Going by numbers, it’s just about 15 per cent more than the previous year but, in value terms, 80 per cent higher. Around 73 per cent were large-ticket corporate frauds worth over ~100 crore each. One such case involved designer jeweller Nirav Modi and his uncle Mehul Choksi, who, with the help of Gokulnath Shetty, a retired deputy manager of Punjab National Bank’s (PNB’S) foreign exchange department at the Brady House branch in Fort, Mumbai, siphoned off ~13,000 crore.

Of course, not all frauds happened last year. Like many other things in the financial sector, here too we see the socalled lag effect. Typically, frauds are detected on an average after two years and, going by the Reserve Bank of India (RBI) estimates, large frauds worth more than ~100 crore each usually get detected in 54 months on an average. The PNB fraud was done over a period of at least 84 months.

So far this year, the RBI has penalised banks ~123 crore for nonreporti­ng or delaying in reporting 76 frauds. The list includes 11 banks that were penalised ~8.5 crore for not complying with the norms to classify the now-defunct Kingfisher Airlines Ltd account as fraud and report to the regulator despite being advised by the RBI to report the fraud “immediatel­y” after the CBI initiated criminal proceeding­s.

Most frauds are related to credit; the share of frauds originatin­g from the misuse of credit cards and internet is minuscule. In many cases but not all, “insiders” (read bank managers) played a role. The corporate-banker nexus may not be rampant but it does exist.

Let’s take a look at the various types of bank frauds in India.

Fund transfer through RTGS and other clearing platforms: Typically, money is taken out of a customer ’s account through fake/cloned cheques.
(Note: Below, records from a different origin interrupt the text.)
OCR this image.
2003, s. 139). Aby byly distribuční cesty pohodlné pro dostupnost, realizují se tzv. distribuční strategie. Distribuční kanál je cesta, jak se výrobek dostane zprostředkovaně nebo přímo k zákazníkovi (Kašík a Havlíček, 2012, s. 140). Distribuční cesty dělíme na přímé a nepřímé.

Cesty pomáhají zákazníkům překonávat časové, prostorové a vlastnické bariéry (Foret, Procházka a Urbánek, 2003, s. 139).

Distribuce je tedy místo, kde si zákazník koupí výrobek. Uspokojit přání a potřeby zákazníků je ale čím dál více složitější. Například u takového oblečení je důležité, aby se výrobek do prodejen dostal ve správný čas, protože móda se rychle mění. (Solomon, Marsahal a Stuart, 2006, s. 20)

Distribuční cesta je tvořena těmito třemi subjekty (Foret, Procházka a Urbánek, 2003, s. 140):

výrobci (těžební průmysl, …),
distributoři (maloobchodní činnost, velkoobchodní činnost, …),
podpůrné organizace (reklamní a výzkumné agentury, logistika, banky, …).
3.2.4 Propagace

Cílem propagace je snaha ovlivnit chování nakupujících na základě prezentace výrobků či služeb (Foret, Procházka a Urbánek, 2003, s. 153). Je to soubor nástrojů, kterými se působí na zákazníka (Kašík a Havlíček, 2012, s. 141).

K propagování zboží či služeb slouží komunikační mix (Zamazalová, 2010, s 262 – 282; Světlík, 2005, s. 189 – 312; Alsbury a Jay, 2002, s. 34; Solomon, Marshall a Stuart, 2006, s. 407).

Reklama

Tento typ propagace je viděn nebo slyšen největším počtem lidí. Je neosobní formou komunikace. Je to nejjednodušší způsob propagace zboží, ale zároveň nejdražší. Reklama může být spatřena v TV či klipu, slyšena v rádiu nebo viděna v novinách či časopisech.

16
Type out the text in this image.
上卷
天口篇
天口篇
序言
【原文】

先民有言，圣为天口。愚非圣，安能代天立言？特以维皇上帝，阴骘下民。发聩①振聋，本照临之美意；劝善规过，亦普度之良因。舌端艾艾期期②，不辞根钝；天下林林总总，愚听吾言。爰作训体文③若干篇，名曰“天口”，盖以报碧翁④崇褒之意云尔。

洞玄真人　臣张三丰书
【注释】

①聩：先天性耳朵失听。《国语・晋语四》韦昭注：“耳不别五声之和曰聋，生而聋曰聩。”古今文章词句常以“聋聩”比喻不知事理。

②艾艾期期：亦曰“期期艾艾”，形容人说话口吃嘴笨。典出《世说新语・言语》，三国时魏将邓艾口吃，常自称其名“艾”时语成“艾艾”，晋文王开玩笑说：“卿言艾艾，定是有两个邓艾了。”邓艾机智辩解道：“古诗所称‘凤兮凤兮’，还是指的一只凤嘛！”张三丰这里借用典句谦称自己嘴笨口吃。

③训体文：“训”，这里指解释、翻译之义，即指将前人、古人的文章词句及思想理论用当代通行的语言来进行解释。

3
It also involves, at times, fraudulent collection­s of demand drafts, issued by a third party.

Dormant accounts: The branch bankers play a key role to make such accounts active by issuing new ATM cards and cheque books to perpetrate withdrawal of money from such accounts.

Home loans: There are multiple ways of defrauding banks. For instance, the builder can sell one flat to many customers; the borrower can take a loan for a property already sold to another person; a person can be given loans more than what s/he can service either by forging earnings statement or with the help of branch bankers; the property value can also be inflated.

Advance against bills: Forged export bills and letter of credit help such frauds. The borrowers can also route their export proceeds through other banks.

Gold loans: The borrowers can get higher loans inflating the value of gold pledged to the lender or even against spurious gold with the “help” of the valuer and branch bankers.

Kisan credit cards or KCC: Such loans can be sanctioned without checking the KYC of the borrowers and the authentici­ty of the land records. Many a time, the borrowers are not traceable.

ATM: Money is withdrawn using cloned ATM cards.

Cash credit: Frauds involve falsificat­ion of the books of accounts and removal of goods and property hypothecat­ed to the banks without their knowledge.

Term loan: This is the biggest contributo­r to the frauds. The borrowers at times raise more money than they should, forging financial statements; they divert funds; they route the sales proceeds of their companies through banks outside the consortium (which has lent to them), and raise export credit through fake export orders. Among others, non-existent collateral­s complete this list.

The banks are normally hesitant about talking about the frauds, fearing reputation­al risks. There are those odd cases when they are caught between different agencies and regulators. The Kingfisher episode is one such. The fear of being dragged into fraud cases and punished also slows down the decisionma­king process and credit flow.

The Central Vigilance Commission in August, in consultati­on with the RBI, reconstitu­ted the Advisory Board on Bank, Commercial and Financial Frauds, renaming it Advisory Board on Banking Frauds to address this. This board will be the first stop for all large fraud cases before recommenda­tions are made to the investigat­ive agencies by the P SBS. It won’t deal with cases that involve senior bankers of the rank of general managers and above.

While this may encourage banks to talk about frauds and feel less inhibited to take credit decisions, tackling the frauds is a much tougher task.